Power of compounding: Start investing early

We saw that if an individual starts investing early towards their retirement, the corpus can be built with a much lower monthly investment amount. The power of compounding works well in the long run. The longer the investment time horizon, the better the compounding results.

On the other hand, if you start late, your money will have less time to grow and benefit from compounding. As a result, you will have to invest a higher amount. The longer the delay in starting investments, the higher the investment amount required to make up for the time shortfall.

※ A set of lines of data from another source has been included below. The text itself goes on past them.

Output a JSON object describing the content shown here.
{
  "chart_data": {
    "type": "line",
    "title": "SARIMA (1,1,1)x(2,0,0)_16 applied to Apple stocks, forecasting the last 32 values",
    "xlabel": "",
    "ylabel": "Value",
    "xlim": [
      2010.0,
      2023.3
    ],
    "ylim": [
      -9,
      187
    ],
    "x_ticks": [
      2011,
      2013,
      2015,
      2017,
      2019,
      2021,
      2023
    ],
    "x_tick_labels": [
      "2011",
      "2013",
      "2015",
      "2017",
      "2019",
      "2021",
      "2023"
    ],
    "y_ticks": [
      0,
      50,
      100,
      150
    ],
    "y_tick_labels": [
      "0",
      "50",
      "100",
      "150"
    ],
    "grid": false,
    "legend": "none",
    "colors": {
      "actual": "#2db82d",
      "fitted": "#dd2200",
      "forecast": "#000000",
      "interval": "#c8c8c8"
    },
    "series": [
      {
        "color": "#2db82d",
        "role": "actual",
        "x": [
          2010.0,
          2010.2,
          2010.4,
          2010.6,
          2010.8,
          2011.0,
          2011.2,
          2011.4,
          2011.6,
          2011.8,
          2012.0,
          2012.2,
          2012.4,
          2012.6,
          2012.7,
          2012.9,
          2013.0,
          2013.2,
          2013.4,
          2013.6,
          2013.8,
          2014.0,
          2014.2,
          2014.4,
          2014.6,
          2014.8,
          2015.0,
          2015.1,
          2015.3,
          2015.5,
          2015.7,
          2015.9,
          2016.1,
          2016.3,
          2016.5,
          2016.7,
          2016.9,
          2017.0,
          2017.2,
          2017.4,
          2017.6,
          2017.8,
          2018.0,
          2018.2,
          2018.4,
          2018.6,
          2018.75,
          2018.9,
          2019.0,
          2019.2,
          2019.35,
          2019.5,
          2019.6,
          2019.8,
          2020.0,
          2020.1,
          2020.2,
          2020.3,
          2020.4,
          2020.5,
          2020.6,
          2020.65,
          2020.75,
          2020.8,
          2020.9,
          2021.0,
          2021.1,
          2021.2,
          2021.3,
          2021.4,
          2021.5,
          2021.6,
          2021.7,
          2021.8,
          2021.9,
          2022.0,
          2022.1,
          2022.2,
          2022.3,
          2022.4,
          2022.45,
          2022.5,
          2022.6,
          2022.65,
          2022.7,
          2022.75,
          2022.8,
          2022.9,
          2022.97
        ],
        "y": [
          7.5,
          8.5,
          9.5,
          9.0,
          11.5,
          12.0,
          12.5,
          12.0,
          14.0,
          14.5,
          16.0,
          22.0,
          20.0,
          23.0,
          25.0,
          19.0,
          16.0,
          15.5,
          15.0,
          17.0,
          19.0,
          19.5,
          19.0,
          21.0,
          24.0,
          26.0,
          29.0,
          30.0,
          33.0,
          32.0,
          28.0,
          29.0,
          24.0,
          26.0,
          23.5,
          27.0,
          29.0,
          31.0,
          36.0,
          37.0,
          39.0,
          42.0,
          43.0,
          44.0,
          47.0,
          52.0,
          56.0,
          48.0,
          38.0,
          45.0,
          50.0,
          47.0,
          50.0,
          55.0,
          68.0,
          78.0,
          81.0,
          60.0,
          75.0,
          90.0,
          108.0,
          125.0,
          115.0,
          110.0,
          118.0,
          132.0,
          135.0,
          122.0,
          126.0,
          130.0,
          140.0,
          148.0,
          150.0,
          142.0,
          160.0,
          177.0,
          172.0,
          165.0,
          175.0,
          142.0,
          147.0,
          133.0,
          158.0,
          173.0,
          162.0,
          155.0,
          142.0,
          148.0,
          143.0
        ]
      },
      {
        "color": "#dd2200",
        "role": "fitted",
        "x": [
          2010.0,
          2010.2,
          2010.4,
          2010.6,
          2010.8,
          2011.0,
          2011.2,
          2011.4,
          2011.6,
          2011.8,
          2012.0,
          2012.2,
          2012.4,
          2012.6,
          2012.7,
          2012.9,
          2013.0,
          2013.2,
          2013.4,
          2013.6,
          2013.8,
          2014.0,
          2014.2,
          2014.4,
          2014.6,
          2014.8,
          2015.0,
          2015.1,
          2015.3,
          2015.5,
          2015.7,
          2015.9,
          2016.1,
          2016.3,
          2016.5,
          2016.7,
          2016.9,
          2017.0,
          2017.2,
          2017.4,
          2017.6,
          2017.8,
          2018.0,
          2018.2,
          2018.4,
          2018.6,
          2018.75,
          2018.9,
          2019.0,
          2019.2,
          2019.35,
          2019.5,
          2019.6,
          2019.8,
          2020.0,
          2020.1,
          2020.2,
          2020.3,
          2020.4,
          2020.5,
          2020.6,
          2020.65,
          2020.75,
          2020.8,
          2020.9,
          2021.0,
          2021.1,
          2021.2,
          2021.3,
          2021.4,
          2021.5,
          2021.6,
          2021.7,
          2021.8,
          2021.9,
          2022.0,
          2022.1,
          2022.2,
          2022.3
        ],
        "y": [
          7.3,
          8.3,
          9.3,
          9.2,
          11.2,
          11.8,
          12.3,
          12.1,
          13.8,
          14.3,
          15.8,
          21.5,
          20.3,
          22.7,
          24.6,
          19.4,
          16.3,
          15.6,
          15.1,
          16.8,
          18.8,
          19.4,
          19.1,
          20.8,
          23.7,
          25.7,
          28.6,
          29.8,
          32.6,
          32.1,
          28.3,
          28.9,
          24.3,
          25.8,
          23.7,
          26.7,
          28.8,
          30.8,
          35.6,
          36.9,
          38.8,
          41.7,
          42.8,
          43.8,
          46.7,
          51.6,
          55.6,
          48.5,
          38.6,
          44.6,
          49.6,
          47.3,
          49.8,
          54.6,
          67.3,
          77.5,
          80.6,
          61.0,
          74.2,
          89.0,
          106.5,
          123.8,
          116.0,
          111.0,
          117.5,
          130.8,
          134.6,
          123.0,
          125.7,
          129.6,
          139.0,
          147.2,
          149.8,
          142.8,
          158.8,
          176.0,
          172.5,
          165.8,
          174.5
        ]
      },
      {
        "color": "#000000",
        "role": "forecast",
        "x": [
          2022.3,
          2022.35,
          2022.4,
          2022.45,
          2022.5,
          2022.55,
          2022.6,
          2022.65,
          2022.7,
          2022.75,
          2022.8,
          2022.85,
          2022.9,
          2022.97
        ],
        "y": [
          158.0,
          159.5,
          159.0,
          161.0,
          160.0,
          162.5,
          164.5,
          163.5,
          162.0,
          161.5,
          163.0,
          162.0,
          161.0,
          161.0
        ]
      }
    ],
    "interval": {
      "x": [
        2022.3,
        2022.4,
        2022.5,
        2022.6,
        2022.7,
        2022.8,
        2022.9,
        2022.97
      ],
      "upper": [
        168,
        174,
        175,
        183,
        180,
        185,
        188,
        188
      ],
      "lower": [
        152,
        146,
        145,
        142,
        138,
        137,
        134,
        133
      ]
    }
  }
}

India is one of the fastest-growing economies in the world. In a growing economy like India, equities have historically delivered good returns and created wealth for investors. However, in the short run, equities go through periodic cycles of boom and bust. When you invest in equities for the long term, you give your money enough time to go through multiple cycles of boom and bust. Also, in the long run, volatility evens out.

Retirement planning

To make your retirement planning journey smooth, you may take the following actions:

  1. Start investing early, preferably as soon as you start earning. With a longer investment time horizon, you will benefit from the power of compounding. We have already discussed the impact of delaying investments.
  2. Increase your monthly SIP amount by 5% to 10% every year. When you do that, you will be able to build your retirement corpus earlier than a regular monthly SIP with a fixed amount. If you continue investing till retirement with an annual increment in SIP, you will accumulate a higher corpus than a regular monthly SIP with a fixed amount.
  3. Build a diversified investment portfolio with allocations to equity mutual funds, fixed income, gold, etc. Every asset class plays a distinct role in the investment portfolio. Equity mutual funds are for growth, fixed-income is for stability, and gold is a hedge against inflation and a safe haven against economic uncertainty. We have all heard the saying: “Don’t put all your eggs in one basket”. Similarly, you must avoid taking exposure to only one asset class.
  4. Make volatility your friend instead of fearing it. Over the course of the year, equity markets experience a 5% to 10% correction almost every year. Every few years, a larger event may lead to a 20% to 40% correction. However, after every fall, markets recover and make new highs. So, market volatility is common. Hence, you should embrace it rather than fearing it. It will help you stay calm during times of market volatility.
  5. Consult a financial advisor who will create a goal plan for your retirement corpus and handhold you till the goal is achieved.

Enjoy your golden years

Retirement is something that most individuals eagerly look forward to. Many individuals have a long list of things to do after retirement. However, you will be able to accomplish these only when you have planned your investments and accumulated a retirement corpus. Hence, it is important to start retirement planning early and build a corpus so you can enjoy your golden years with the peace of mind you need.